The design of APEnet interconnect is easily portable and can be configured for different environments: (i) the APEnet was the first point-to-point, low-latency, high-throughput network interface card for LQCD dedicated clusters; (ii) the Distributed Network Processor (DNP) was one of the key elements of RDT (Risc+DSP+DNP) chip for the implementation of a tiled architecture in the framework of the EU FP6 SHAPES project; (iii) the APEnet Network Interface Card, based on an Altera Stratix IV FPGA, was used in a hybrid, GPU-accelerated x86 64 cluster QUonG with a 3D toroidal mesh topology, able to scale up to 10^4 – 10^5 nodes in the framework of the EU FP7 EURETILE project. APEnet+ was the first device to directly access the memory of the NVIDIA GPU providing GPUDirect RDMA capabilities and experiencing a boost in GPU to GPU latency test; (iv) the APEnet network IP — i.e. routing logic and link controller — is responsible for data transmision at Tier 0/1/2 in the framework of H2020 ExaNeSt project
APEnet Interconnect Architecture based on a layer models
The physical layer defines the data encoding scheme for the serialization of the messages over the cable and shapes the network topology. APEphy provides point-to-point bidirectional, full-duplex communication channels of each node with its neighbours along the available directions (i.e. the connectors composing the IO interface). APEphy is normally based on a customization of tools provided by the FPGA vendor —i.e. DC-balance encoding scheme, deskewing, alignment mechanism, byte ordering, equalization, channel bonding.
The data-link layer establishes the logical link between nodes and guarantees reliable communication, performing error detections and corrections. APElink is the INFN proprietary high-throughput, low-latency data transmission protocol for direct network interconnect based on word-stuffing technique, meaning that the data transmission needs submission of a magic word every time a control frame is dispatched to distinguish it from data frames. The APElink manages the frame flow by encapsulating the packets into a light, low-level protocol. Further, it manages the flow of control messages for the upper layers describing the status of the node and transmitted through the APElink protocol.

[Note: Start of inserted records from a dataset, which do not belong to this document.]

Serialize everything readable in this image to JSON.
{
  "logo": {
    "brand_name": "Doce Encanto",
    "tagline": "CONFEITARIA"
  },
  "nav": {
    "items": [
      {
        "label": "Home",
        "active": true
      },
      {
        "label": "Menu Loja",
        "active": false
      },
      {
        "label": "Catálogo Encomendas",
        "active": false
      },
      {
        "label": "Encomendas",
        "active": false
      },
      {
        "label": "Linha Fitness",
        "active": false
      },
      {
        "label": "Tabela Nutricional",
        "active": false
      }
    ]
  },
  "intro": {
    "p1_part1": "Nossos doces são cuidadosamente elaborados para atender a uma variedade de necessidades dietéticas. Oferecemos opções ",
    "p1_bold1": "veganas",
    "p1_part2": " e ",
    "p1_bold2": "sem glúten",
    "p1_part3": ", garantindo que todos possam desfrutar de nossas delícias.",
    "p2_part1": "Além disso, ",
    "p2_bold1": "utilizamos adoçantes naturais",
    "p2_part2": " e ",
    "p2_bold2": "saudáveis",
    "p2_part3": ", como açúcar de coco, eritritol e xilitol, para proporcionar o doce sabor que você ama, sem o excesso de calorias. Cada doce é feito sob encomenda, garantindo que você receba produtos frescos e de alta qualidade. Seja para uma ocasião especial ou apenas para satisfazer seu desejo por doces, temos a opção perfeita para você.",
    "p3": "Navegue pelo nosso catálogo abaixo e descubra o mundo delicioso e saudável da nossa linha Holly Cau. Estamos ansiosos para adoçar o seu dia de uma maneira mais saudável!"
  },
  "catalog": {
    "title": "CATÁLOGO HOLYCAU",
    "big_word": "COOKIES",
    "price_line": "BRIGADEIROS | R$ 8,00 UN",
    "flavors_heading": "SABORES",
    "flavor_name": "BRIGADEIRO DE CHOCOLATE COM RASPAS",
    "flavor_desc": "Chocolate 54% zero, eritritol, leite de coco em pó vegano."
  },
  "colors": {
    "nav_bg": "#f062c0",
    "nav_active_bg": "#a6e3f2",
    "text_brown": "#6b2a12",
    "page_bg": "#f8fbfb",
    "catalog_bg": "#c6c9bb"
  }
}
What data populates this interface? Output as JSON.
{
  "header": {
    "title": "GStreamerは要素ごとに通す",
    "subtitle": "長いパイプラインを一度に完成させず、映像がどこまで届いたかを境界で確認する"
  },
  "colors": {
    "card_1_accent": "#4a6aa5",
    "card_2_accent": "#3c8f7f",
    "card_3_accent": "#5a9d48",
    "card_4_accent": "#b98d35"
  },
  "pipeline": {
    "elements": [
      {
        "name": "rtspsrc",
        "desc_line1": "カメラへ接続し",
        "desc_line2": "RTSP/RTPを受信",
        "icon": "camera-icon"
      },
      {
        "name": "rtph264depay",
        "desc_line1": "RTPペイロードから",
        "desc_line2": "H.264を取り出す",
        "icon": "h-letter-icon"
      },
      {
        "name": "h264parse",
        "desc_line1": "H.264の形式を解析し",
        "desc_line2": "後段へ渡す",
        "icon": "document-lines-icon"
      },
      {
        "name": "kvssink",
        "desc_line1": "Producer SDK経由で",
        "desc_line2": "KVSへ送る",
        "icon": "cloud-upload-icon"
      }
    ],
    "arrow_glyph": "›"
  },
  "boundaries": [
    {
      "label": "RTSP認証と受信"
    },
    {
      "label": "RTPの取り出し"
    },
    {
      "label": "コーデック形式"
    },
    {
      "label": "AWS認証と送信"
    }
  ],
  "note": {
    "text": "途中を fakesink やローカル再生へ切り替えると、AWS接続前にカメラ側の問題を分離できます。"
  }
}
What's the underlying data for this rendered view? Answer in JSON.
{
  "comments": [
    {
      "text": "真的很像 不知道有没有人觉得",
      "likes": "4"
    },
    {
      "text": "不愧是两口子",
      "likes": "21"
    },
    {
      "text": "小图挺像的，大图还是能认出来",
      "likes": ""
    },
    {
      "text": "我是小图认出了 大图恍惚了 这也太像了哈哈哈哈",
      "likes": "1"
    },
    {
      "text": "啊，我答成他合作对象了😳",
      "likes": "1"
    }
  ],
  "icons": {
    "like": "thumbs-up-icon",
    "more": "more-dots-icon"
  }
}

The network layer defines the switching technique and routing algorithm. The Routing and Arbitration Logic manages dynamic links between blocks connected to the switch. The APErouter applies a dimension order routing policy: it consists in reducing to zero the offset between current and destination node coordinates along one dimension before considering the offset in the next dimension. The employed switching technique— i.e. when and how messages are transferred along the paths established by the routing algorithm, de facto managing the data flow — is Virtual Cut-Through : the router starts forwarding the packet as soon as the algorithm has picked a direction and the buffer used to store the packet has enough space.
The transport layer defines end-to-end protocols and the APEpacket. The APE Network Interface block has basically two main tasks: on the transmit data path, it gathers data coming in from the bus interfacing the programming subsystem, fragmenting the data stream into packets — APEpacket— which are forwarded to the relevant destination ports, depending on the requested operation; on the receive side, it implements PUT and GET semantics providing hardware support for the RDMA (Remote Direct Memory Access) protocol that allows to transfer data over the network without explicit support from the remote node’s CPU.
GPU I/O accelerator
APEnet+ has been the first-of-its-kind device to implement an RDMA protocol to directly read/write data from/to Fermi and Kepler NVIDIA GPUs using NVIDIA peer-to-peer and GPUDirect RDMA protocols, obtaining real zero-copy GPU-to-GPU transfers over the network. This means that the APEnet+ network board can target GPU memory by ordinary RDMA semantics with no CPU involvement and dispensing entirely with intermediate copies . In this way, real zero-copy, inter-node GPU-to-host, host-to-GPU or GPU-to-GPU transfers can be achieved, with substantial reductions in latency.